A circular disc of radius R and thickness R/6 has moment of inertia ‘I’ about an axis passing through its centre and perpendicular to its plane. Disc is melted and recast into a solid sphere. The moment of inertia of a sphere about its diameter is:
(A). I/5
(B). I/6
(C). I/32
(D). I/64

Answer 1

Hint: The radius and thickness of the disc is given. Now find the volume of the disc from there. Now we know that the volume of the disc and sphere is the same as the disc is melted and re-casted into the sphere, then find the moment of inertia for both the bodies.
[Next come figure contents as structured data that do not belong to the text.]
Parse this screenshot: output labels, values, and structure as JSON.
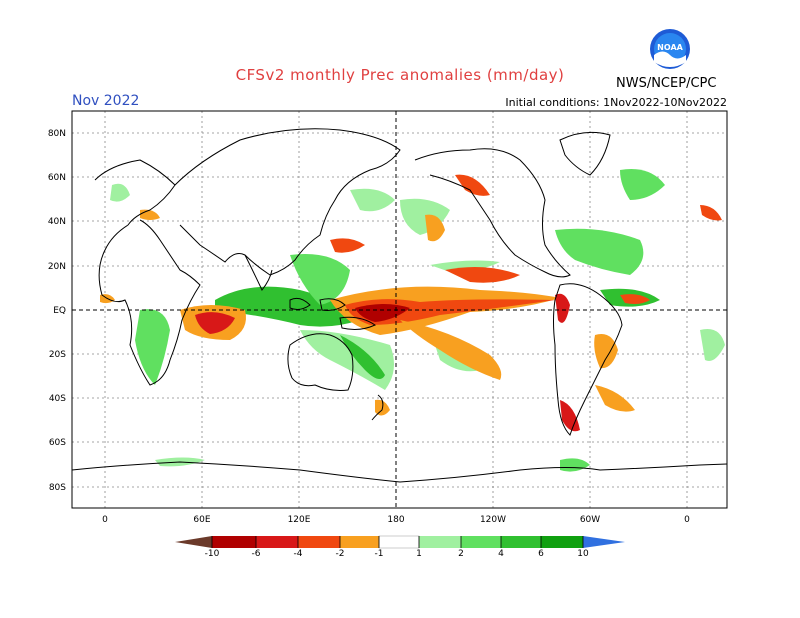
{
  "header": {
    "title": "CFSv2 monthly Prec anomalies (mm/day)",
    "month": "Nov 2022",
    "initial_conditions": "Initial conditions: 1Nov2022-10Nov2022",
    "agency": "NWS/NCEP/CPC",
    "logo_text": "NOAA"
  },
  "map": {
    "lat_labels": [
      "80N",
      "60N",
      "40N",
      "20N",
      "EQ",
      "20S",
      "40S",
      "60S",
      "80S"
    ],
    "lon_labels": [
      "0",
      "60E",
      "120E",
      "180",
      "120W",
      "60W",
      "0"
    ]
  },
  "colorbar": {
    "tick_labels": [
      "-10",
      "-6",
      "-4",
      "-2",
      "-1",
      "1",
      "2",
      "4",
      "6",
      "10"
    ],
    "colors": {
      "lt_minus10": "#6b3a2a",
      "m10_m6": "#b00000",
      "m6_m4": "#d81818",
      "m4_m2": "#f04810",
      "m2_m1": "#f8a020",
      "neutral": "#ffffff",
      "p1_p2": "#a0f0a0",
      "p2_p4": "#60e060",
      "p4_p6": "#30c030",
      "p6_p10": "#10a010",
      "gt10": "#3070e0"
    }
  }
}
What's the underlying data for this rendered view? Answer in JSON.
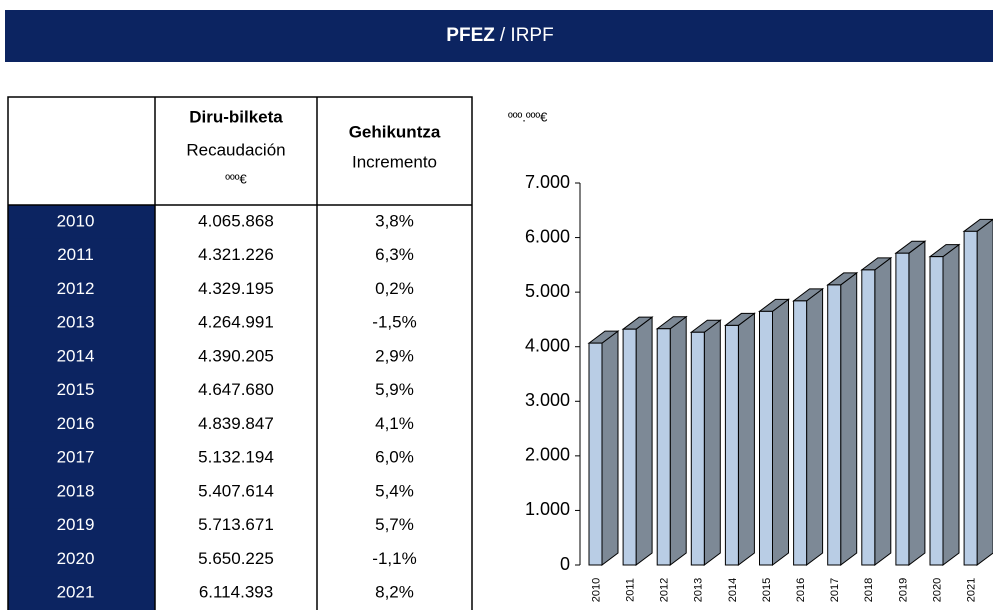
{
  "header": {
    "title_bold": "PFEZ",
    "title_rest": "/ IRPF"
  },
  "table": {
    "header": [
      {
        "lines": []
      },
      {
        "bold": "Diru-bilketa",
        "lines": [
          "Recaudación",
          "ººº€"
        ]
      },
      {
        "bold": "Gehikuntza",
        "lines": [
          "Incremento"
        ]
      }
    ],
    "rows": [
      [
        "2010",
        "4.065.868",
        "3,8%"
      ],
      [
        "2011",
        "4.321.226",
        "6,3%"
      ],
      [
        "2012",
        "4.329.195",
        "0,2%"
      ],
      [
        "2013",
        "4.264.991",
        "-1,5%"
      ],
      [
        "2014",
        "4.390.205",
        "2,9%"
      ],
      [
        "2015",
        "4.647.680",
        "5,9%"
      ],
      [
        "2016",
        "4.839.847",
        "4,1%"
      ],
      [
        "2017",
        "5.132.194",
        "6,0%"
      ],
      [
        "2018",
        "5.407.614",
        "5,4%"
      ],
      [
        "2019",
        "5.713.671",
        "5,7%"
      ],
      [
        "2020",
        "5.650.225",
        "-1,1%"
      ],
      [
        "2021",
        "6.114.393",
        "8,2%"
      ]
    ]
  },
  "chart_data": {
    "type": "bar",
    "y_label": "ººº.ººº€",
    "categories": [
      "2010",
      "2011",
      "2012",
      "2013",
      "2014",
      "2015",
      "2016",
      "2017",
      "2018",
      "2019",
      "2020",
      "2021"
    ],
    "values": [
      4065.868,
      4321.226,
      4329.195,
      4264.991,
      4390.205,
      4647.68,
      4839.847,
      5132.194,
      5407.614,
      5713.671,
      5650.225,
      6114.393
    ],
    "color": "#b9cde5",
    "side_color": "#7d8996",
    "ylim": [
      0,
      7000
    ],
    "yticks": [
      0,
      {
        "value": 1000,
        "label": "1.000"
      },
      {
        "value": 2000,
        "label": "2.000"
      },
      {
        "value": 3000,
        "label": "3.000"
      },
      {
        "value": 4000,
        "label": "4.000"
      },
      {
        "value": 5000,
        "label": "5.000"
      },
      {
        "value": 6000,
        "label": "6.000"
      },
      {
        "value": 7000,
        "label": "7.000"
      }
    ]
  }
}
Complete step-by-step answer:
Radius of the disc =R (given)
Thickness of the disc = R/6​(given)
Therefore the volume of the disc will be,
 ${{V}_{1}}$​=$\pi {{R}^{2}}t=\pi {{R}^{2}}\dfrac{R}{6}=\pi \dfrac{{{R}^{3}}}{6}$ ​
Now, let the radius of the sphere be ${R}'$
Therefore the ,volume of the sphere will be
${{V}_{2}}$​=$\dfrac{4}{3}\pi {{{R}'}^{3}}$
As the disc is melted and re-casted hence volume will remain the same:
\[\pi \dfrac{{{R}^{3}}}{6}=\dfrac{4}{3}\pi {{{R}'}^{3}}\]
$\begin{align}
  & \Rightarrow {{R}^{3}}=8{{({R}')}^{3}} \\
 & \Rightarrow R=2{R}' \\
\end{align}$
Now ,let I$_{1}$ ​ be the moment of inertia for disc =$\dfrac{M{{R}^{2}}}{2}$
And ,let I$_{2}$ be moment of inertia for the sphere = $\dfrac{2}{5}M{{({R}')}^{2}}=\dfrac{2}{5}M{{(\dfrac{R}{2})}^{2}}$
${{I}_{2}}={{I}_{1}}(\dfrac{1}{5})$
Therefore option A is the correct answer.
Additional information:
Inertia is a property of matter by virtue of which the body remains at rest or in uniform motion in the same straight line unless acted upon by some external force.
A quantity expressing a body's tendency to resist angular acceleration, which is the sum of the products of the mass of each particle in the body with the square of its distance from the axis of rotation, is known as moment of inertia.

Note: The metal disc was melted and re-casted hence there will be no change in mass. As the volume of the disc and sphere is the same hence with the volume of the disc, we can figure out the volume of the sphere.